2 Название грифа (лат. Aegypius monachus) на алтайском языке звучит как тас или кара куш. Имя тас буквально означает «лысый» и никак не соответствует описанию внешних признаков птицы. Нередко употребляется название кара куш, т. е. черная птица. По словам М. Ечибесовой, черная птица — это табуирование названия тас. Она рассказывала, что черные птицы нередко прилетают в окрестности села Кулада. Перед войной (1940-1941 гг.) их часто можно было видеть возле пазырыкских курганов Алтыгы Соору. «Может быть... их появление в это время предвещала войну, несчастья?» — предположила М. Ечи-бесова (ПМА 1995). Этимологию слова тас можно возвести к алтайскому этнониму тас — «плешивые», «лысые». Этноним тас — один из самых распространенных среди коренных жителей Южной Сибири. Слово тас также означает низкий социальный статус человека. В настоящее время государства, чьи границы проходят по Большому Алтаю, прикладывают усилия, чтобы обеспечить сохранность реликтовых и исчезающих видов животных и птиц, создавая биосферные заповедники. Одним из редких видов птиц является гриф.

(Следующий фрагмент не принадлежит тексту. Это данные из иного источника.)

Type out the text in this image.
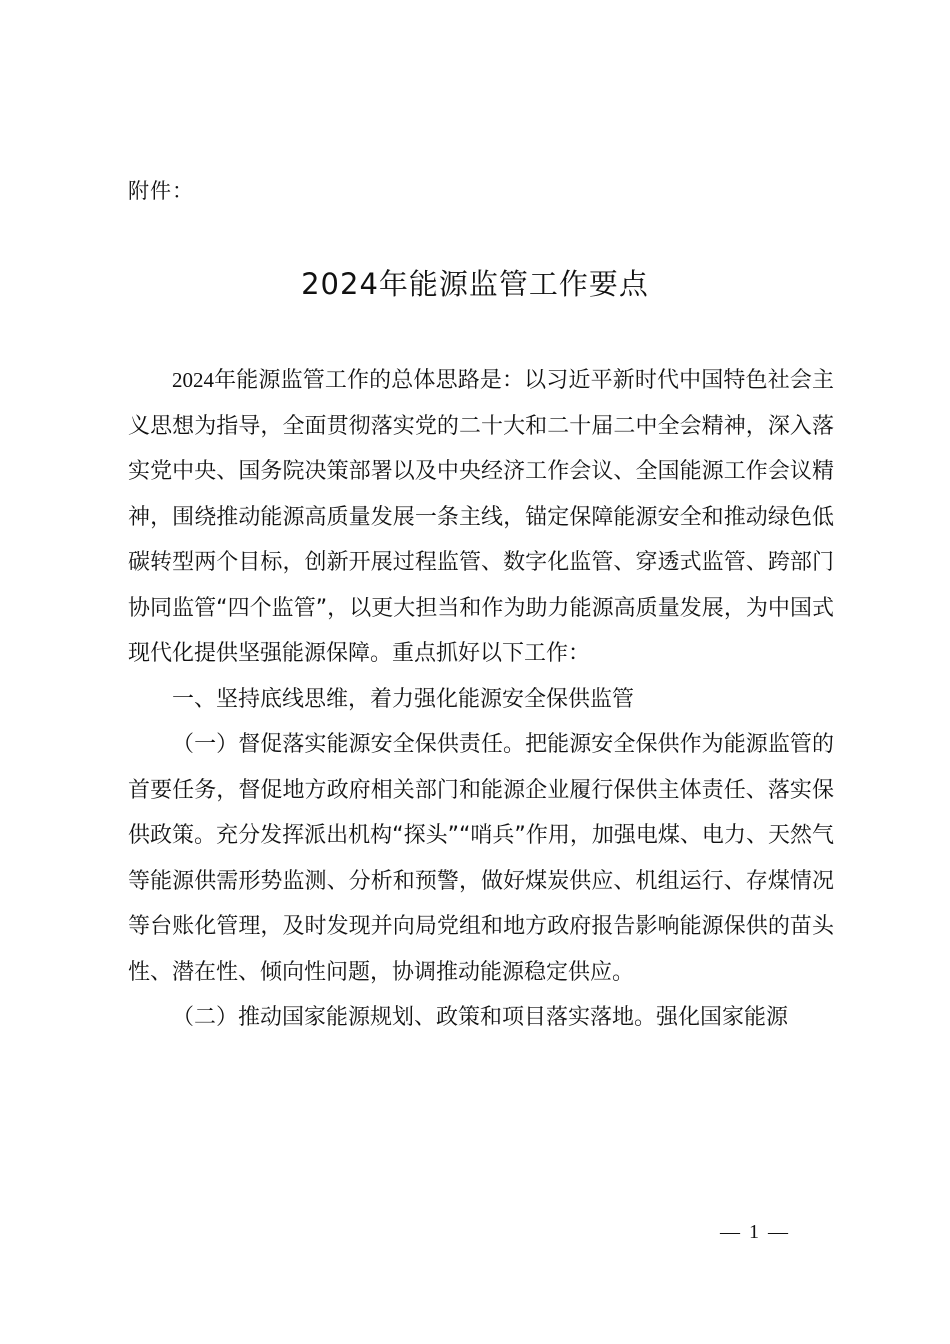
附件：
2024年能源监管工作要点

2024年能源监管工作的总体思路是：以习近平新时代中国特色社会主义思想为指导，全面贯彻落实党的二十大和二十届二中全会精神，深入落实党中央、国务院决策部署以及中央经济工作会议、全国能源工作会议精神，围绕推动能源高质量发展一条主线，锚定保障能源安全和推动绿色低碳转型两个目标，创新开展过程监管、数字化监管、穿透式监管、跨部门协同监管“四个监管”，以更大担当和作为助力能源高质量发展，为中国式现代化提供坚强能源保障。重点抓好以下工作：

一、坚持底线思维，着力强化能源安全保供监管

（一）督促落实能源安全保供责任。把能源安全保供作为能源监管的首要任务，督促地方政府相关部门和能源企业履行保供主体责任、落实保供政策。充分发挥派出机构“探头”“哨兵”作用，加强电煤、电力、天然气等能源供需形势监测、分析和预警，做好煤炭供应、机组运行、存煤情况等台账化管理，及时发现并向局党组和地方政府报告影响能源保供的苗头性、潜在性、倾向性问题，协调推动能源稳定供应。

（二）推动国家能源规划、政策和项目落实落地。强化国家能源

— 1 —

Погребальный обряд, проведенный по случаю смерти самого Алмыс-каана, описывается очень лаконично. Алмыс-каана похоронили в «дремучем лесу». Коня его принесли в жертву тай-ып в тайге, на вершине. В отрезке текста, повествующем об этом, нет описания обряда, также нет описания жертвоприношения коня. Современные алтайцы, так же как их предки тюрки, придерживаются обычая койлого, основанного на представлении, что конь должен сопровождать своего хозяина в мир иной. Упоминаемый в сказании термин тайып относится к категории жертвоприношения коня тайып/тайылга верхнему божеству в шаманизме. При этом закрепленная на жерди шкура лошади (с ногами и головой) весьма напоминает картину жертвоприношения лошади по случаю годовых поминок вождя скифов (исседонов) (Латышев 1947: 83). Лаконичное упоминание обряда, совершенного после смерти Алмыс-каана, свидетельствует о том, что подтекстом эпического формульного выражения тайып служил древнейший скифский обряд, а не поздний обряд тайылга, посвящаемый верхнему божеству.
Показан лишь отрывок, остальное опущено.